Safely away from the neighbourhood of the prison, his friends procured him a post-chaise and four; and thus he travelled post-haste to the Sussex coast at Brighton. On the beach a small sailing-vessel was waiting to convey him across Channel. He landed at Calais and thence made for Flushing, where he was promptly flung into prison by the agents of Napoleon, who was at that time seriously menacing our shores with invasion from Boulogne, where his flotilla for the transport of troops then lay.
Johnson and others were, in the opening years of the nineteenth century, very busily employed in smuggling gold out of the country into France. Ever since the troubles of the Revolution in that country, and all through the wars that had been waged with the rise of Napoleon, gold had been dwindling. People, terrified at the unrest of the times, and nervous of fresh troubles to come, secreted coin, and consequently the premium on gold rose to an extraordinary height, not only on the Continent but in England as well. A guinea would then fetch as much as twenty-seven shillings, and was worth a good deal more on the other side of the Channel. Patriotism was not proof against the prospects of profits to be earned by the export of gold, and not a few otherwise respectable banking-houses embarked in the trade. Finance has no conscience.

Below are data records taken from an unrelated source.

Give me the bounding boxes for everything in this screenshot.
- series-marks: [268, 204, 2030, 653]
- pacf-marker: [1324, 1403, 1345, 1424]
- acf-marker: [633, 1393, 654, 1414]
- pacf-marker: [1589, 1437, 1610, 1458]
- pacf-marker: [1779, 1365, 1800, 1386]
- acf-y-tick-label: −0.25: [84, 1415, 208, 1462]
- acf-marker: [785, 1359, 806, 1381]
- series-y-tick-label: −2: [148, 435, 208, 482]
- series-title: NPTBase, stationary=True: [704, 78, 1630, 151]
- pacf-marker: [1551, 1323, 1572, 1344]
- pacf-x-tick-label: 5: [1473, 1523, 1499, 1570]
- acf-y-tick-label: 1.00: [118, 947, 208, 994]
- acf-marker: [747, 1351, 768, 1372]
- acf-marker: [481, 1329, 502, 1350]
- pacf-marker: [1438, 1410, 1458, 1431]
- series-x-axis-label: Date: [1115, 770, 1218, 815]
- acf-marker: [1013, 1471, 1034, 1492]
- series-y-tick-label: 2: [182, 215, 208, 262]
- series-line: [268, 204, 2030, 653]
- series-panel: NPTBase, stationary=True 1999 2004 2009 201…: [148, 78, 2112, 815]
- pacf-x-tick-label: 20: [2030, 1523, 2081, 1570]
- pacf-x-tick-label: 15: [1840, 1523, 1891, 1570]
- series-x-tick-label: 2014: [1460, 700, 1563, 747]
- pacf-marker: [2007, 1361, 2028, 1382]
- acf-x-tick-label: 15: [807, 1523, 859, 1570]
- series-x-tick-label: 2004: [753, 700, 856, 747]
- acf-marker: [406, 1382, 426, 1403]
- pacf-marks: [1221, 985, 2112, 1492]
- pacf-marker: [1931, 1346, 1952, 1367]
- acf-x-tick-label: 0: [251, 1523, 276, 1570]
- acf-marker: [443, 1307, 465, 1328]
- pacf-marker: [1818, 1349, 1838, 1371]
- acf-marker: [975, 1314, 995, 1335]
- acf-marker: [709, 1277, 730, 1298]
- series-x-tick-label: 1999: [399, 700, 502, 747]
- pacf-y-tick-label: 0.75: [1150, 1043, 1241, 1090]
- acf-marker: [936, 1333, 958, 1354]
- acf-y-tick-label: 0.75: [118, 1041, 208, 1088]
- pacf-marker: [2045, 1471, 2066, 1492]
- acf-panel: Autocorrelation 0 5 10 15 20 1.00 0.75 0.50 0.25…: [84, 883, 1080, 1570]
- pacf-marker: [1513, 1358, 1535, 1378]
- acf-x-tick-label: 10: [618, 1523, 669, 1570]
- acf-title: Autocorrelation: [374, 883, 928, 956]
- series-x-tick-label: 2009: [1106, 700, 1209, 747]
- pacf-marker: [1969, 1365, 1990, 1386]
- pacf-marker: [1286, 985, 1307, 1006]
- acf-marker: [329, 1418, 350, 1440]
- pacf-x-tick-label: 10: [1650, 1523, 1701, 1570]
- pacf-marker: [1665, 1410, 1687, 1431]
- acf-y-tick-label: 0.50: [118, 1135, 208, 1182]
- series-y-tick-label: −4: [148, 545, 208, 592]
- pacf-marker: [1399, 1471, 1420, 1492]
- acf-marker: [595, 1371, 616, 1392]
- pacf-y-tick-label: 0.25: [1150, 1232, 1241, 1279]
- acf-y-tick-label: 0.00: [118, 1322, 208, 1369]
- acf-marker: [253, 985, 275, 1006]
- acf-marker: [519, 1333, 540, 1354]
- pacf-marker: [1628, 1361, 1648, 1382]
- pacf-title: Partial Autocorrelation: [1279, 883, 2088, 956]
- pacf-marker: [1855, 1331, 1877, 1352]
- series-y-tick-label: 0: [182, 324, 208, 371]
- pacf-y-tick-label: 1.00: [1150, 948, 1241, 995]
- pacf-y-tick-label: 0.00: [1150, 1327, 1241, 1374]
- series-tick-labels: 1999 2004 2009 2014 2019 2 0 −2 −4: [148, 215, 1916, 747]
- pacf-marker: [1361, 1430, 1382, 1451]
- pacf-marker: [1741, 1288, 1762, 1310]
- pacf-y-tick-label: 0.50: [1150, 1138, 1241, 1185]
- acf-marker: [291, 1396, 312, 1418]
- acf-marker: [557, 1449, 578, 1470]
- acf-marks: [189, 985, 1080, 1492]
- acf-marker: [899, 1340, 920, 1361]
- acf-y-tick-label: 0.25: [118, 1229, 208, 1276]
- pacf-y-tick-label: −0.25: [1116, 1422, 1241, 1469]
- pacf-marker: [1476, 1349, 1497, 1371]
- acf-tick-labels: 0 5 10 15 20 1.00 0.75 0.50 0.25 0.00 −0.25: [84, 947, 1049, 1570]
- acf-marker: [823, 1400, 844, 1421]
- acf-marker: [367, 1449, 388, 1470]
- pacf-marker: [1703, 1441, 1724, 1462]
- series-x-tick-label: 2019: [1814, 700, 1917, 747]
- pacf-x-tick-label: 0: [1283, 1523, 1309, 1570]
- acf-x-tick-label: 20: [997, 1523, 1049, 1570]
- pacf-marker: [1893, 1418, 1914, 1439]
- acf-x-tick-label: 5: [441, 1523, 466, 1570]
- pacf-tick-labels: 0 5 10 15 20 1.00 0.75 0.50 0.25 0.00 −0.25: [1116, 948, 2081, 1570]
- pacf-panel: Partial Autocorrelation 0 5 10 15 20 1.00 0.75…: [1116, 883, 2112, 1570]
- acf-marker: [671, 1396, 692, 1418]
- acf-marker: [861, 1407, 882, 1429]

It is obvious that only thoroughly dependable and responsible men could be employed on this business, for shipments of gold varied from £20,000 to £50,000.
Eight and ten-oared galleys were as a rule used for the traffic; the money slung in long leather purses around the oarsmen’s bodies.
Napoleon is said to have offered Johnson a very large reward if he would consent, as pilot, to aid his scheme of invasion, and we are told that Johnson hotly refused.
“I am a smuggler,” said he, “but a true lover of my country, and no traitor.”
Napoleon was no sportsman. He kept Johnson closely confined in a noisome dungeon for nine months. How much longer he proposed to hold him does not appear, for the smuggler, long watching a suitable opportunity, at last broke away, and, ignorant that a pardon was awaiting him in England, escaped to America.
Returning from that “land of the brave and the free,” we find him in 1806 with the fleet commanded by Lord St. Vincent, off Brest. Precisely what services, beside the obvious one of acting as pilot, he was then rendering our Navy cannot be said, for the materials toward a life of this somewhat heroic and picturesque figure are very scanty. But that he had some plan for the destruction of the French fleet seems obvious from the correspondence of Lord St. Vincent, who, writing on August 8th, 1806, to Viscount Howick, remarks, “The vigilance of the enemy alone prevented Tom Johnstone [sic] from doing what he professed.” What he professed is, unfortunately, hidden from us.
After this mysterious incident we lose sight for a while of our evasive hero, and may readily enough assume that he returned again to his smuggling enterprises; for it is on record that in 1809, when the unhappy Walcheren expedition was about to be despatched, at enormous cost, from England to the malarial shores of Holland, he once more offered his services as pilot, and they were again accepted, with the promise of another pardon for lately-accrued offences.